Night Gallery is pleased to present a solo exhibition by Phil Davis, titled MTV2. Davis is based in Los Angeles and this will be his first exhibition with the gallery.
A group of friends come together to perform a “play.” Each person attempts to play a character imagined specifically for them, in a screenplay written by Phil and Nate titled Salem’s “Trapdoor”. No one has previously seen the script. They only know that it is supposed to be evocative of a 1990ʼs American high school murder mystery á la Wes Cravenʼs Scream. A basic wardrobe is provided, consisting of football jerseys, camo shirts, turtlenecks, and rugby shirts, among other items. The script is read cold and only once, while Phil photographs the reading. The actors are told the photographs could be used to make paintings for a show at Night Gallery in January.

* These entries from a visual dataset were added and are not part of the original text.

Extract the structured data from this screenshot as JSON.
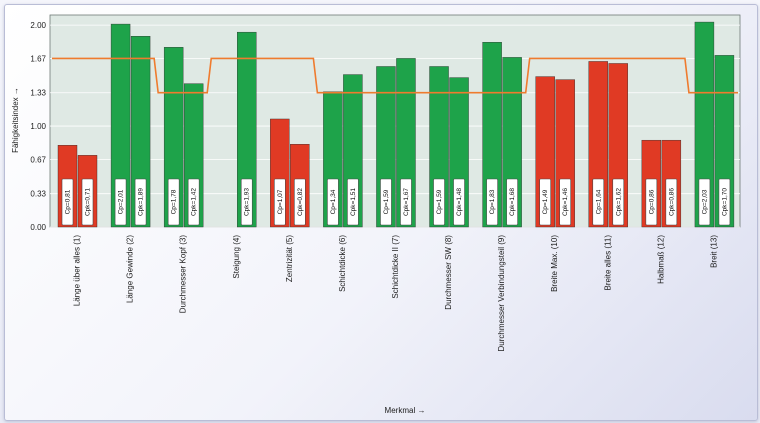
{
  "chart_data": {
    "type": "bar",
    "ylabel": "Fähigkeitsindex →",
    "xlabel": "Merkmal →",
    "ylim": [
      0,
      2.1
    ],
    "yticks": [
      "0.00",
      "0.33",
      "0.67",
      "1.00",
      "1.33",
      "1.67",
      "2.00"
    ],
    "categories": [
      "Länge über alles (1)",
      "Länge Gewinde (2)",
      "Durchmesser Kopf (3)",
      "Steigung (4)",
      "Zentrizität (5)",
      "Schichtdicke (6)",
      "Schichtdicke II (7)",
      "Durchmesser SW (8)",
      "Durchmesser Verbindungsteil (9)",
      "Breite Max. (10)",
      "Breite alles (11)",
      "Halbmaß (12)",
      "Breit (13)"
    ],
    "series": [
      {
        "name": "Cp",
        "values": [
          0.81,
          2.01,
          1.78,
          null,
          1.07,
          1.34,
          1.59,
          1.59,
          1.83,
          1.49,
          1.64,
          0.86,
          2.03
        ]
      },
      {
        "name": "Cpk",
        "values": [
          0.71,
          1.89,
          1.42,
          1.93,
          0.82,
          1.51,
          1.67,
          1.48,
          1.68,
          1.46,
          1.62,
          0.86,
          1.7
        ]
      }
    ],
    "bar_labels": {
      "Cp": [
        "Cp=0,81",
        "Cp=2,01",
        "Cp=1,78",
        "",
        "Cp=1,07",
        "Cp=1,34",
        "Cp=1,59",
        "Cp=1,59",
        "Cp=1,83",
        "Cp=1,49",
        "Cp=1,64",
        "Cp=0,86",
        "Cp=2,03"
      ],
      "Cpk": [
        "Cpk=0,71",
        "Cpk=1,89",
        "Cpk=1,42",
        "Cpk=1,93",
        "Cpk=0,82",
        "Cpk=1,51",
        "Cpk=1,67",
        "Cpk=1,48",
        "Cpk=1,68",
        "Cpk=1,46",
        "Cpk=1,62",
        "Cpk=0,86",
        "Cpk=1,70"
      ]
    },
    "limit_line": {
      "values": [
        1.67,
        1.67,
        1.33,
        1.67,
        1.67,
        1.33,
        1.33,
        1.33,
        1.33,
        1.67,
        1.67,
        1.67,
        1.33
      ]
    },
    "colors": {
      "pass": "#1ea34a",
      "fail": "#e03a24",
      "limit": "#ef7b2e",
      "plot_bg": "#dfe9e4",
      "grid": "#ffffff"
    },
    "grid": true
  }
}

While taking photographs, Davis attempts to record the spectrum of artifice occurring in the room. The photographs aim to show the moment of attempted conversion from “real self” to a component of a stylized narrative, as the actors alternate between self and artificial character, self-consciousness prevailing to differing degrees, depending on the actor. The photos point explicitly to the line between performing what each person has come to know as their natural, actual self, and slipping into character. They are acting! Thatʼs what it is, a body of work dedicated to that moment when a person becomes something else, a character. This moment is ubiquitous, seen constantly, as major parts of our perception are involuntarily shaped based on the narratives and simulations seen in film and television.
The absurdity of this pose, the attempt to distill a character’s entire life and imagination of their own personhood into a facial expression or uttered sentence, is accompanied by the absurdity of the ancillary stuff associated with a typical script / film. Promo stills, merchandise, social media—the amount of energy that goes into these side items. Energy of a different tempo goes into the paintings, a slower processing of the moments when the words from a script become performance, and are no longer written words on physical paper. A reaction to the proliferation of branding that would typically accompany this type of project, a case study for a meditation on noise.
Phil Davis (b. 1988, Pasadena, CA) received a B.A. from the University of California, Los Angeles, in 2012. His solo exhibitions include Phil Gallery in Los Angeles, and the Mountain View Mortuary in Altadena, CA, and his work has also been shown at Nara, Tokyo, and Ms. Barber's, Los Angeles. In 2015 he ran Blood Gallery in Brooklyn, NY, with Philippe de Sablet and Lydia Glenn-Murray, and most recently organized an exhibition along the Lower Arroyo Seco trail in Pasadena, CA.